During the Civil War, she was active in Akron’s Soldiers Aid Society, although never an officer in the organization Affiliated with Cleveland’s Sanitary Commission, the Akron Soldiers Aid Society contributed literally thousands of dollars worth of food and clothing to soldiers away fighting the Civil War. These Akron women spent evenings knitting mittens and socks for soldiers. They also packed food and other goods to be used in Army hospitals in a small room above a store on South Howard Street. The food and goods were shipped to Cleveland’s Sanitary Commission and then onto the hospitals that cared for the wounded. In addition, the organization raised much money by holding “dime parties,” socials and dinners.

Evans also served as the matron of the Northern Ohio Hospital for the Insane. Evans is best known for establishing the Ladies Cemetery Association. Evans believed that the Akron Rural Cemetery deserved to be as beautifully kept as the rest of the city. A live-in groundskeeper seemed to be the solution.

She enlisted the help of her sisters, Julia Ford and Grace Perkins, as well as many community women.
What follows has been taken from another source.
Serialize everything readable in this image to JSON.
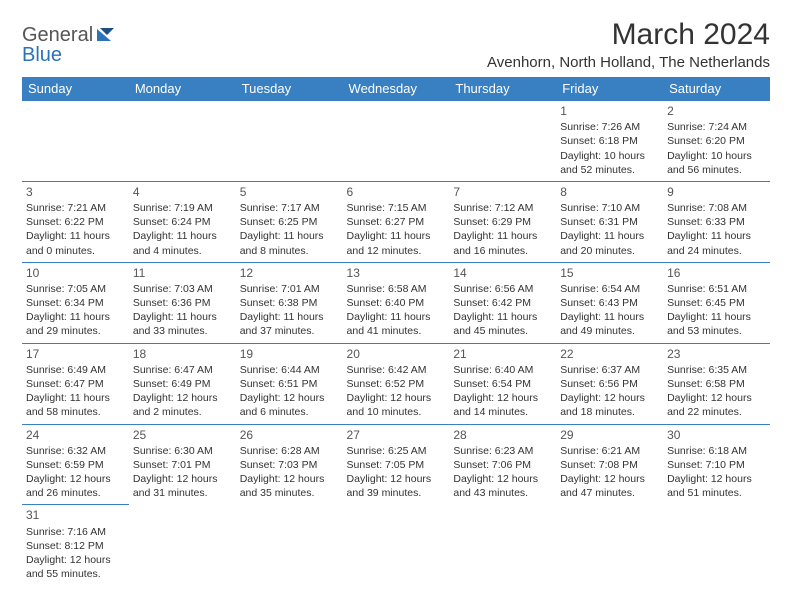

Together, they sponsored concerts and other events, raising funds to build a residence for a groundskeeper. Evans submitted what seemed to be an early press release, encouraging the Akron Daily Beacon to promote the event.

Evans remained active until her death in 1869.

Photo courtesy of the Beacon Journal.

Elizabeth Smith Abbey, 1807-1874

A woman dedicated to the preservation and success of the Akron community, Elizabeth Abbey contributed much of her life to helping her neighbors before, during and after the Civil War.

She was born Elizabeth Smith in Connecticut in 1807, married Henry S. Abbey in 1830 and settled in Akron with her husband in 1835. Her husband was the owner of prosperous jewelry store in the city.

She was affiliated with the Congregational Church, at the time the denomination of some of the most affluent and most community-minded women in the city. Abbey was also recognized for her participation as a member of the Ladies Committee of the Fireman’s Festival in 1852.

A decade later in 1862, Abbey was president and founding member of Akron’s Soldiers Aid Society. Affiliated with Cleveland’s Sanitary Commission, the Akron society contributed literally thousands of dollars worth of food and clothing to the hospitalized wounded and sick soldiers. These women spent evenings knitting mittens and socks for soldiers. They also packed food and other goods for the Army in a small room above a store on South Howard Street. The food and goods were shipped to Cleveland’s Sanitary Commission and then onto the hospitals that cared for the wounded. In addition, the organization raised much money by holding “dime parties,” socials and dinners.

Abbey also served as secretary, as well as original member of the Ladies National Covenant, an organization opposed to the import of goods during the Civil War. In 1865, she also collected clothes for freedmen.

Even until her death, Abbey remained active in the community, backing the Ladies Cemetery Association.

No photo is available of Elizabeth Abbey.